May 4, 2009
100 Years Bridge Oberndorf - Laufen
Oberndorf has witnessed a large number of devastating floods during the last centuries. The first record of a bridge being washed away dates back to 1316. The damage was often caused by flotsam which was caught between the wooden bridge pylons and forced the water to dam up. Ultimately the bridges were often just washed away. During the last decade of the 19th century four floods cased great damage, and a decision was made to relocate the town to a more elevated plateau.
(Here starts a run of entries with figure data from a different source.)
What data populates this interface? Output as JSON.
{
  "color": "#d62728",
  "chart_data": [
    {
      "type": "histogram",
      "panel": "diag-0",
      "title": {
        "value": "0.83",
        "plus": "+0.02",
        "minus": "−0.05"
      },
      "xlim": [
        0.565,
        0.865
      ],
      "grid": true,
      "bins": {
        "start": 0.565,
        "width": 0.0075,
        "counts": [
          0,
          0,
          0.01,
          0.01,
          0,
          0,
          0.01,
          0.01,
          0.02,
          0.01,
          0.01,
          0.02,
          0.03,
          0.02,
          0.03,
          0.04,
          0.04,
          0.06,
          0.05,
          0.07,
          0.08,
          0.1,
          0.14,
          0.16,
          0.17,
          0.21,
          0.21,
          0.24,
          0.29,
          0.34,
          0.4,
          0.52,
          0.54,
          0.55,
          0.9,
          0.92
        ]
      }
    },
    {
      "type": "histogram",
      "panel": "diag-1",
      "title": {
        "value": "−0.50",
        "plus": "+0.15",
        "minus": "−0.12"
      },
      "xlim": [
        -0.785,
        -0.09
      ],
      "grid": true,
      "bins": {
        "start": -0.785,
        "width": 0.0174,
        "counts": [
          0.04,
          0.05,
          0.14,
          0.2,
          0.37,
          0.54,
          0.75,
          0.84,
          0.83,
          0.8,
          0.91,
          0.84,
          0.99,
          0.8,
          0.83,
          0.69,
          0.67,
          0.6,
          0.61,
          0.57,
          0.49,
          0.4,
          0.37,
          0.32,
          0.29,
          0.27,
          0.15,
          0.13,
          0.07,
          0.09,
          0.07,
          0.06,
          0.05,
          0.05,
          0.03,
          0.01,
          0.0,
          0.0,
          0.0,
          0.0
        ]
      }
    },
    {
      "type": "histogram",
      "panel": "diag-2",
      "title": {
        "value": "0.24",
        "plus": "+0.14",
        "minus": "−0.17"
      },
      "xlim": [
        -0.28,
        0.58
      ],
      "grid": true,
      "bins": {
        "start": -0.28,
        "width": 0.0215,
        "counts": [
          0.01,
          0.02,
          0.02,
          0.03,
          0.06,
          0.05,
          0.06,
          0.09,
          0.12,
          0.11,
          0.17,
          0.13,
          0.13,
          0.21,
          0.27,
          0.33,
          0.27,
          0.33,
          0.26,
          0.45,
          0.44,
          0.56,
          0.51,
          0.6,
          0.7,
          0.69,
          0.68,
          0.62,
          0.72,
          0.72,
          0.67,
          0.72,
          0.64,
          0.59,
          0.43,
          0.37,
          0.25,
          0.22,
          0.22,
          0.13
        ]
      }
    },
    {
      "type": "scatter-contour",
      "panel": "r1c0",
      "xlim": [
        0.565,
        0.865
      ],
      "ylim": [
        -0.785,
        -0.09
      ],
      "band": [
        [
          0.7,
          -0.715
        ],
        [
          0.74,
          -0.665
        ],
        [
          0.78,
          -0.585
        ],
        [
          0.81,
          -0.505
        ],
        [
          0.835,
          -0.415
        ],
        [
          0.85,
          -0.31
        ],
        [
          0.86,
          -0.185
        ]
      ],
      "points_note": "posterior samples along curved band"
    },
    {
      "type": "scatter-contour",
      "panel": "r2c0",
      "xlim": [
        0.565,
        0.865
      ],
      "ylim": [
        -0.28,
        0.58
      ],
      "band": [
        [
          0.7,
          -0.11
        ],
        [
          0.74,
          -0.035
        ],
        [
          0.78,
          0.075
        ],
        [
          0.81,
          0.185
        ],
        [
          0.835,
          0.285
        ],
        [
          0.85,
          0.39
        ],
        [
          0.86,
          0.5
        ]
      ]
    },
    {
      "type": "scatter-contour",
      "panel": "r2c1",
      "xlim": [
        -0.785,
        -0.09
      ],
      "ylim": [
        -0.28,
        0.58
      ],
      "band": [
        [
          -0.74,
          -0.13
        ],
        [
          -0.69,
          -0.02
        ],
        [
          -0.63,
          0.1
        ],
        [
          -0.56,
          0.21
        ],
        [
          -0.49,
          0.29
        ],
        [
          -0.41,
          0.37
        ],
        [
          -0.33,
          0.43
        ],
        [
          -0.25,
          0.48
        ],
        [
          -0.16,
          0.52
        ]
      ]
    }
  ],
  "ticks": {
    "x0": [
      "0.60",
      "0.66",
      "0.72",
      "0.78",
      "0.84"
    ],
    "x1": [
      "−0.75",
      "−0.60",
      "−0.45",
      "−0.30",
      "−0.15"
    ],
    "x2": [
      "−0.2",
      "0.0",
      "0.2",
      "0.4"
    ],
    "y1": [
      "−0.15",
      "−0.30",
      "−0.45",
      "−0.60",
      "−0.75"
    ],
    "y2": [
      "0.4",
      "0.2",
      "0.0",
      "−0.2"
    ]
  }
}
The Bavarian Laufen and Austrian Oberndorf developed the plan to construct a stable bridge made of stone and iron incorporating a greater span. As the bridge was in close proximity to both the old town square of Laufen and the new centre of Oberndort, an aesthetic design was implemented.
The two-pylon construction had three apertures, the largest of which was on the Austrian side to allow for shipping needs. The construction was made of 648 tonnes of Martin River iron ore, with a chain-like curved upper cable and a straight lower cable. The facing of the pillars and decorative elements required an additional 67 tonnes of material to ensure a pleasing design. Eagles with spread wings were placed upon the bridge portals, adding to the elegant impression of the construction. The bridge was inaugurated on the 2nd of June 1903 in a collective festival of inhabitants from Laufen and Oberndorf.